A rating scale is a method that requires the respondent to assign a value, sometimes numeric, to the rated object.
This guide will teach you:
- How to set it up correctly
- How many points should your scale have?
- Different types of rating scales
- Best-practice tips
1. How to set it up correctly
- It should be easy to interpret the meaning of each point
- The meaning of the points should be interpreted identically by all respondents
- You should include enough points to allow for differentiation between respondents as much as validly possible
- Responses should be reliable, meaning that if we asked the same question again, each respondent should provide the same answer
- The points should map as closely as possible to the underlying idea (construct) of the scale
2. How many points should your scale have?
The number of points depends on what sort of question you’re asking.
If you’re asking something that ranges from positive to negative (also known as bi-polar constructs) then you’re going to want a 7-point that includes a middle or neutral point. In practice, this means the response options for a satisfaction question should look like this:
If you’re asking a question that ranges from zero to positive (also known as unipolar constructs) then you’ll go with a 5-point. The response options for this kind of question would look like this:
The goal is to make sure respondents can answer in a way that allows them to differentiate themselves as much as is validly possible without providing so many points that the scale becomes unreliable. Even on an 11-point (0-10), respondents start to have difficulty reliably placing themselves: for example, 3 isn’t so different from 4.
3. Types of rating scales
- Numeric rating scale
- Graphic rating scale
- Descriptive graphic rating scale: A descriptive graphic rating scale has two defined endpoints. A line connects these points. Descriptive phrases identify different points along the continuum.
Learn how to use the Rating question in Survey Anyplace.
4. Best-practice tips
- Make sure to balance the answers by having an equal number of positive and negative categories.

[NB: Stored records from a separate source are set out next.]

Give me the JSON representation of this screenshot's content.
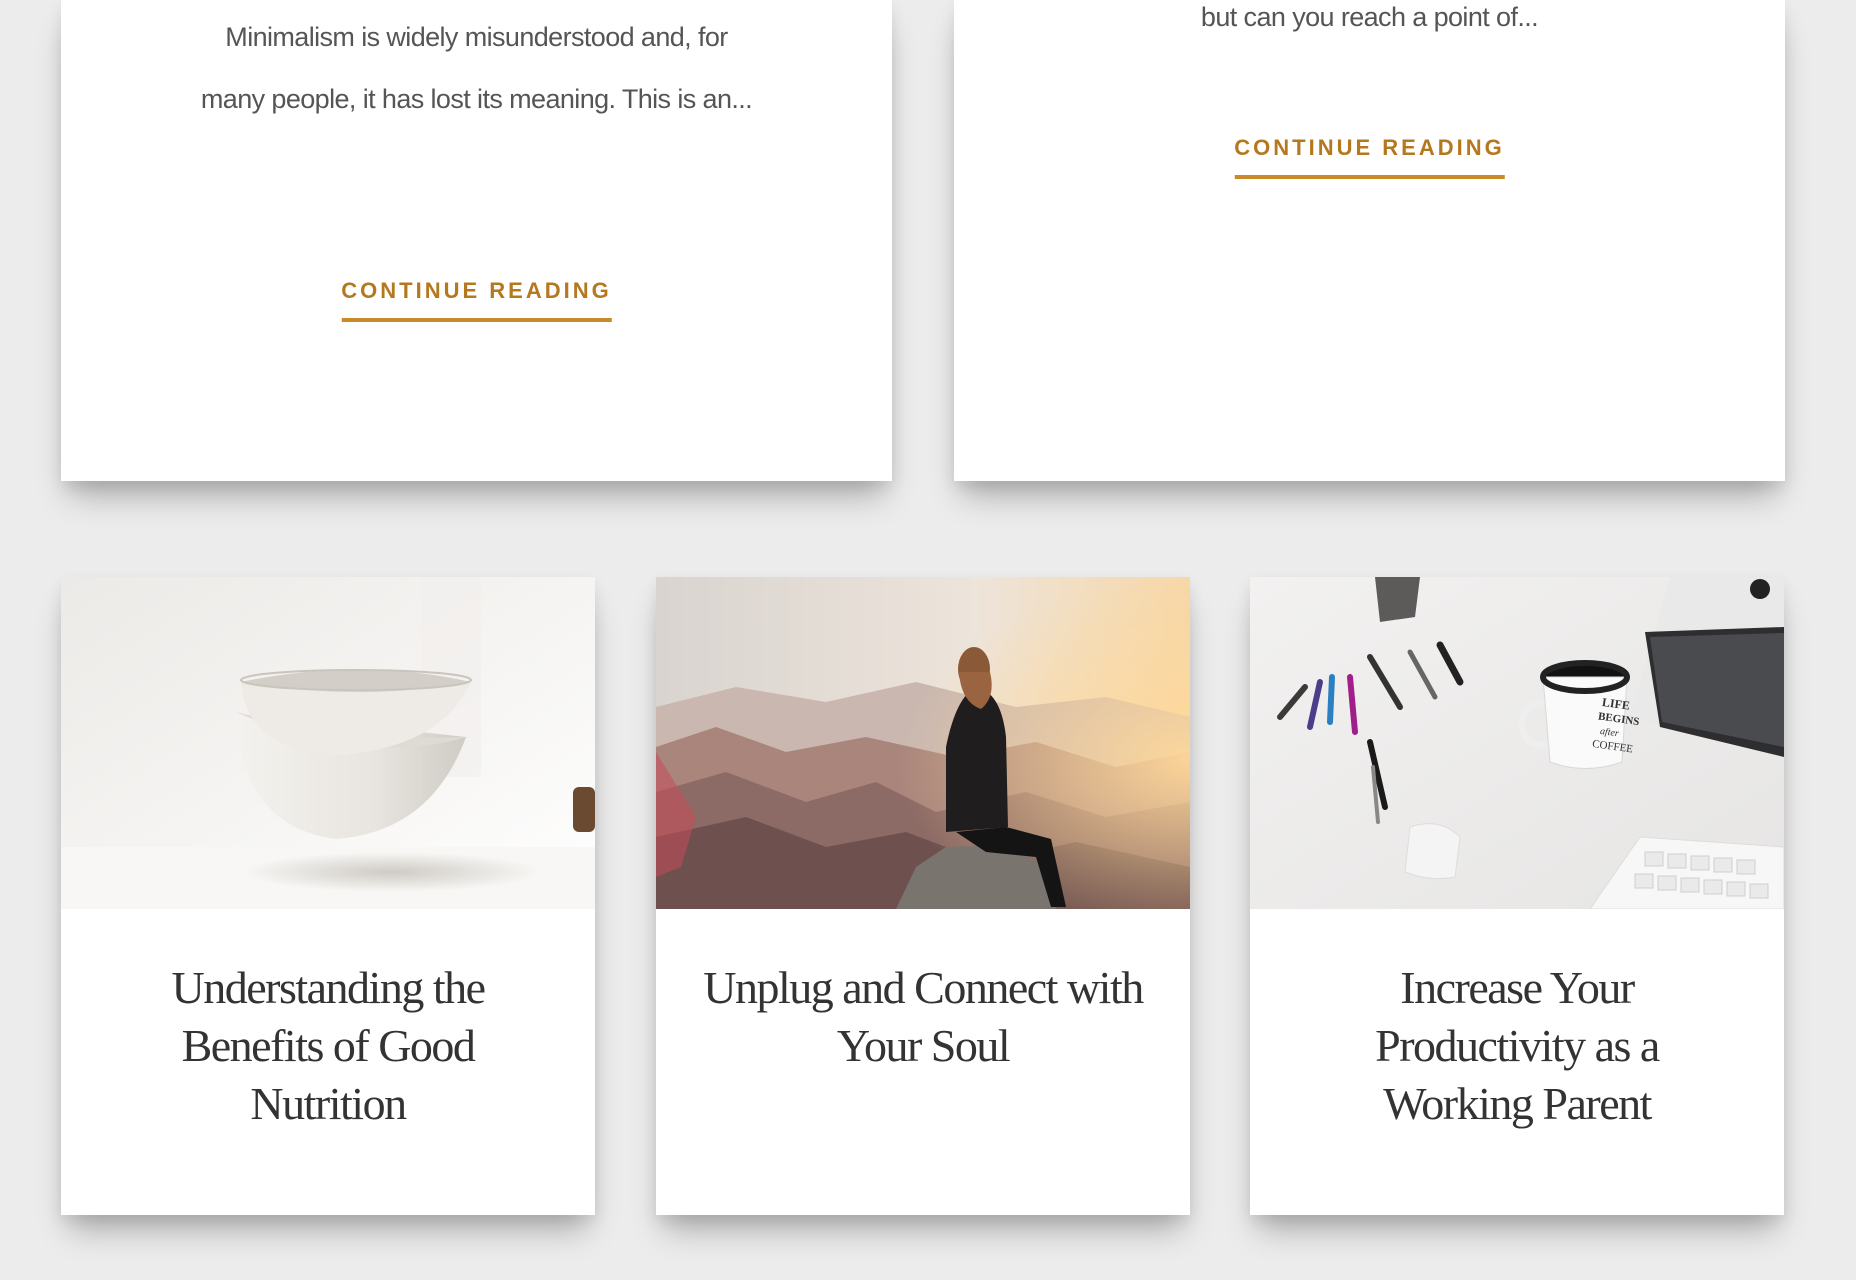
{
  "posts_top": [
    {
      "excerpt": "Minimalism is widely misunderstood and, for many people, it has lost its meaning. This is an...",
      "cta": "CONTINUE READING"
    },
    {
      "excerpt": "but can you reach a point of...",
      "cta": "CONTINUE READING"
    }
  ],
  "posts_bottom": [
    {
      "title": "Understanding the Benefits of Good Nutrition",
      "image": "white-bowls-photo"
    },
    {
      "title": "Unplug and Connect with Your Soul",
      "image": "woman-on-mountain-photo"
    },
    {
      "title": "Increase Your Productivity as a Working Parent",
      "image": "desk-with-coffee-mug-photo",
      "image_text": "LIFE BEGINS after COFFEE"
    }
  ],
  "colors": {
    "accent": "#b5781f",
    "underline": "#c98a2a",
    "page_bg": "#ececec",
    "card_bg": "#ffffff",
    "title_text": "#333333",
    "body_text": "#555555"
  }
}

- Research has shown that respondents are generally biased towards the left-hand side of a scale that is bi-polar (including negative and positive options). For example, if the answers starts with “strongly agree” on the left and goes to “strongly disagree” on the right, the results would come out differently than if “strongly disagree” would be placed on the left. If you’re asking a few questions using a rating scale, you can minimize this bias by sometimes starting with positive categories on the left, and sometimes starting with negative categories.
- Think carefully about the wording at each end of your answers. If the wording sounds too extreme, this may be off-putting to respondents, as generally, people prefer not to appear as extremists. Consider using “very good” as an end-point in place of “terrific” or “very bad” instead of “dreadful”.
- You can “force” respondents to choose an option by not including a category such as “unsure” or “undecided”, however, this may lead to respondents having to choose an option that they don’t really agree with, or they haven’t yet fully decided about.